What most us need is to make a determined effort each day to express approval, appreciation and affection by giving the kind of gifts and performing little services we know would delight, amuse, enrich and reassure our family and friends. In other words we need to give of ourselves –– an old expression that regrettably seems to have gone out of favor.
There’s even more we must do, of course, if we are to become truly loving:
Always give everyone the benefit of the doubt, at least until there is no possibility of doubt left, and even then try to forgive those who offend or annoy.
If Our Master could forgive His torturers and murderers from the Cross, surely we ought to find enough Charity in our hearts to forgive those who irritate us, fail to appreciate us, wrongfully accuse us, and "despitefully use" us.

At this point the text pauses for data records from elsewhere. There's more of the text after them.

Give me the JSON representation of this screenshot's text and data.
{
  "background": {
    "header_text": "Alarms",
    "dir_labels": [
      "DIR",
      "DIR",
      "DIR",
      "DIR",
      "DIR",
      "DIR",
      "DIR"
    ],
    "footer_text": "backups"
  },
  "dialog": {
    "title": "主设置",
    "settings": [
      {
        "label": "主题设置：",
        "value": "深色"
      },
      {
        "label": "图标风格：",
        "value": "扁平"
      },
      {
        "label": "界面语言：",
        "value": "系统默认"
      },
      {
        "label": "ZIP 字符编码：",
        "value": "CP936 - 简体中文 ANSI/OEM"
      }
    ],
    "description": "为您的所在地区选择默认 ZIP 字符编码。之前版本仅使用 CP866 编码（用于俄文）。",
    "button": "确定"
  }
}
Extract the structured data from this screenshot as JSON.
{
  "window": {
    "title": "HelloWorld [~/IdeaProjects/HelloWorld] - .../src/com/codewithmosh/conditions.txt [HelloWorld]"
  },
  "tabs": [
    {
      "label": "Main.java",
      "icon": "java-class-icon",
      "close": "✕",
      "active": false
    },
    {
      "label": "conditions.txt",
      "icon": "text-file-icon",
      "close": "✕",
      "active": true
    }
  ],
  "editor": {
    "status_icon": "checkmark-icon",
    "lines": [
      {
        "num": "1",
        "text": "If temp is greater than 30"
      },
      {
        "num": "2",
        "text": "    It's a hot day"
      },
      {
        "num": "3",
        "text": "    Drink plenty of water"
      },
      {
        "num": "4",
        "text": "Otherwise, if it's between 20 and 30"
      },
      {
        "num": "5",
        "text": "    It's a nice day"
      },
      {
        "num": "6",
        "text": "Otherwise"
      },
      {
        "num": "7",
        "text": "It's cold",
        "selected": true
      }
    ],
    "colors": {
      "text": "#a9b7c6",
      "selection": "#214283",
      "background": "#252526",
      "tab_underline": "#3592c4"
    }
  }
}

|Paul Gaugin: The Yellow Christ|
Thinking less and less of our own sorrows, pet peeves, aggravations and unfulfilled needs, and more and more of the needs and feelings of others is not only the most loving thing we could do, it is also the best gift we could ever give ourselves.
Our own burdens become much lighter, and we see our lives in better perspective when we give what we can to alleviate the suffering and allay the doubts and fears of others.
Again the poet says it so much better than I possibly could:
If I can stop one heart from breaking,
I shall not live in vain.
If I can ease one life the aching,
Or cool one pain,
Or help one fainting robin
Unto his nest again,
I shall not live in vain.
~ Emily Dickinson (1830-1886)
We fulfill our own needs best by serving others with no expectation of special rewards for ourselves.
Also, making a habit of always looking for and expressing RECOGNITION and APPRECIATION of whatever virtues, talents, and attempts “to make a difference” others make, however vain, is an oft-neglected way of giving love.
Walt Whitman said:
“Be curious, not judgmental.”
“Whoever walks a furlong without sympathy walks to his own funeral drest in his shroud.”
There’s so much nurturing wisdom and truth in poetry –– and so many probing, penetrating issues raised. How unstintingly it could enrich our lives, if only we had enough curiosity to make us set aside our petty concerns, and explore the Cosmos in depth!
To see a world in a grain of sand
And a heaven in a wild flower,
Hold infinity in the palm of your hand
And eternity in an hour ...
William Blake! Unique poet, artist, mystic, visionary, sage, whose life spanned the late eighteenth and early nineteenth-centuries, knew as well or better than anyone I’ve ever encountered that words mean nothing, unless they are brought to life with understanding gained in an honest, never-ending search for wisdom, and that all true wisdom is rooted in the Love, which is God, Himself.